“Te Parione” (my Maori name) quoth the chief, “your mana (luck) is very great. If you had fallen three days ago where would you have been now?”
It was not a nice conundrum to puzzle over, so I went to sleep instead.
CHAPTER XIII
A TROOPER’S REGARD FOR HIS TRUST AND HORSE
Years ago on the Taupo line (the road running from Napier to Lake Taupo) everything used by the men garrisoning the forts on the line had to be carried on pack-horses from the town of Napier up to the headquarters (Opepe), and this necessitated hard work and required hard language on the part of the troopers escorting the pack train, which consisted of some sixty horses and mules.
Of course the men were held responsible for the goods or valuables entrusted to them, and they regarded this trust as a point of honour that must be guarded even with life.
Now why a pack-mule or a transport ox won’t go without the strongest language I don’t know; but they won’t; and in making this assertion I am only stating a well-known and proven fact. No matter how good a man may be with a stock-whip, or a waggon-whip, he will not get a journey or trek out of his beasts unless he beguiles them with the most powerful and sultry talk.

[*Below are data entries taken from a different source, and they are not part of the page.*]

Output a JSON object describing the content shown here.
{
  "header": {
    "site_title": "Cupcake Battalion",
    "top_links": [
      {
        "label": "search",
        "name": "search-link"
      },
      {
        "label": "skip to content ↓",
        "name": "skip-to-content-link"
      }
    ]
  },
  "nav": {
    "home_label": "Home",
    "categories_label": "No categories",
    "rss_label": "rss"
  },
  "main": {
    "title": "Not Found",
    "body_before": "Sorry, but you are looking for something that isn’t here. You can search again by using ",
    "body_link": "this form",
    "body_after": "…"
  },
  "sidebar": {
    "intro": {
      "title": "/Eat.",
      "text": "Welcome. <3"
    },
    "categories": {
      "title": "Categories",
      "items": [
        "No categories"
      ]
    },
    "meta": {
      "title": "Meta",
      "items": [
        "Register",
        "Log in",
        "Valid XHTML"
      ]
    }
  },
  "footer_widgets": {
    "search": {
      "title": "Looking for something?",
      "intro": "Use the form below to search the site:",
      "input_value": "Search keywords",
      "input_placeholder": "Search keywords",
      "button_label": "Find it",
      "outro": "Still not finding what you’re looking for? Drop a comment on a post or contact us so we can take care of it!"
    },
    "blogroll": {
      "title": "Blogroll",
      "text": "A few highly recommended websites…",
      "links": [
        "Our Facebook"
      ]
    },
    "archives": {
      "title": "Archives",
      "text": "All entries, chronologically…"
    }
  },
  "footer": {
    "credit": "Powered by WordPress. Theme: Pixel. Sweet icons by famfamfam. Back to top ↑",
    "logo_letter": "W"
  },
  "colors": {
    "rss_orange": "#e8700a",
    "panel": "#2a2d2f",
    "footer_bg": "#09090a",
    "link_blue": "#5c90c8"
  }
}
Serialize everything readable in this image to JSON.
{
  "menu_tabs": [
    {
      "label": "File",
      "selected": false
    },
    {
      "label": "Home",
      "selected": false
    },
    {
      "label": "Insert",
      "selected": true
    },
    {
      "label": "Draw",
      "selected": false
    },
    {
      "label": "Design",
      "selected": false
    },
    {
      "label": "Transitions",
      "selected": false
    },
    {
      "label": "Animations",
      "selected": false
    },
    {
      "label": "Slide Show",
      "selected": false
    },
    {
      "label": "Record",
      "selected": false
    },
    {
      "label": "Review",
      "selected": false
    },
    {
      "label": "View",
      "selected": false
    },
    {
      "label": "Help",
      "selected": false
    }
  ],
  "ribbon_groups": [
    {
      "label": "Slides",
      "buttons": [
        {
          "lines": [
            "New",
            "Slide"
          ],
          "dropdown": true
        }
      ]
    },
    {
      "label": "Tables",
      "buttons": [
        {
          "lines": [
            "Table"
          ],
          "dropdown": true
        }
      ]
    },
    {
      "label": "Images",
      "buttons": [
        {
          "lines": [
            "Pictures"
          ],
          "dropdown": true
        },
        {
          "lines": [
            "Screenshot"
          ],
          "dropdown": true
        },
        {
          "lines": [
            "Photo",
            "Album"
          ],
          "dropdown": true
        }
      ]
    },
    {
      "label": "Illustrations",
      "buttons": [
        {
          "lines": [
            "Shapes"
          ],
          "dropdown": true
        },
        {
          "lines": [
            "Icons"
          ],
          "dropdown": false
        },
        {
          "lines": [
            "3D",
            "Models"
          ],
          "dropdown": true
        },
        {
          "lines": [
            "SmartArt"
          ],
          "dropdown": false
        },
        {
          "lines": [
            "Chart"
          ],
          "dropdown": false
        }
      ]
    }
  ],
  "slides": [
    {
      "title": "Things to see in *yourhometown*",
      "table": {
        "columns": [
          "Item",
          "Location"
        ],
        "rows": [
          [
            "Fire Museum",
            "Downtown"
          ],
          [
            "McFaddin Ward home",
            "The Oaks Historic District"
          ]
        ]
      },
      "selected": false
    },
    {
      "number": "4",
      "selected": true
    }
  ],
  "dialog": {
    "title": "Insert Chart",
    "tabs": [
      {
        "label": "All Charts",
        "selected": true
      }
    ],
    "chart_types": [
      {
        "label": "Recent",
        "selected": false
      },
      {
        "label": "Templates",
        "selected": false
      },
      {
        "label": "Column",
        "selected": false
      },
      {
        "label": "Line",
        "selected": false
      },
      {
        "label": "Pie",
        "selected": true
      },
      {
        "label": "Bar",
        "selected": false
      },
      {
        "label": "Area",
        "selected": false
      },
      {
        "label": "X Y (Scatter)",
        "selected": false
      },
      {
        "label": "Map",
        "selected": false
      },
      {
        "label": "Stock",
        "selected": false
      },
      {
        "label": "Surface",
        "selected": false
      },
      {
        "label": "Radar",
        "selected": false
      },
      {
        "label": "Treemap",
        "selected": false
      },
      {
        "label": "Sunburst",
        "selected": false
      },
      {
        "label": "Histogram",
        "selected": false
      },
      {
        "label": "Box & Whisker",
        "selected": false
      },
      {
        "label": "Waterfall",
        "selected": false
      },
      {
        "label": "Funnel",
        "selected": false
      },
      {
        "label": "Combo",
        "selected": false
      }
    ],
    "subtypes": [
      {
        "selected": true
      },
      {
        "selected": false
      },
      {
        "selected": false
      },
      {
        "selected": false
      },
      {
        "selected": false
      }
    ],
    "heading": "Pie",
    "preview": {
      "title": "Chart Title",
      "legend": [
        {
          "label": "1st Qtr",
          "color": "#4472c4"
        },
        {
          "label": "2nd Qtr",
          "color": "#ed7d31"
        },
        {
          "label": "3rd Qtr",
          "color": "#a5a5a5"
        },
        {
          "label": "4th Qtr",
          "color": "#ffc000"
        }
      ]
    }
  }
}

I have never known a man to love a pack-mule, nor to caress one, and although you will find a trooper fond of and kind to most animals, yet somehow he draws the line at a mule. For his horse he will do anything—beg for it, lie for it, steal for it, halve his last bit of bread with it, and willingly risk his life for it—but not for a pack-mule. No, a pack-mule has few friends, and though men do their duty by them they don’t give up their only blanket to them on a bitter cold night; and I have known many a trooper do that for his horse. However, I am getting off the right spoor, so must try back for the yarn.
On the Taupo line, at the time I mention, about 1872—-the exact date I forget, and is of no consequence—-the forces were rationed by a firm of contractors who had the right to run a canteen at each of the forts.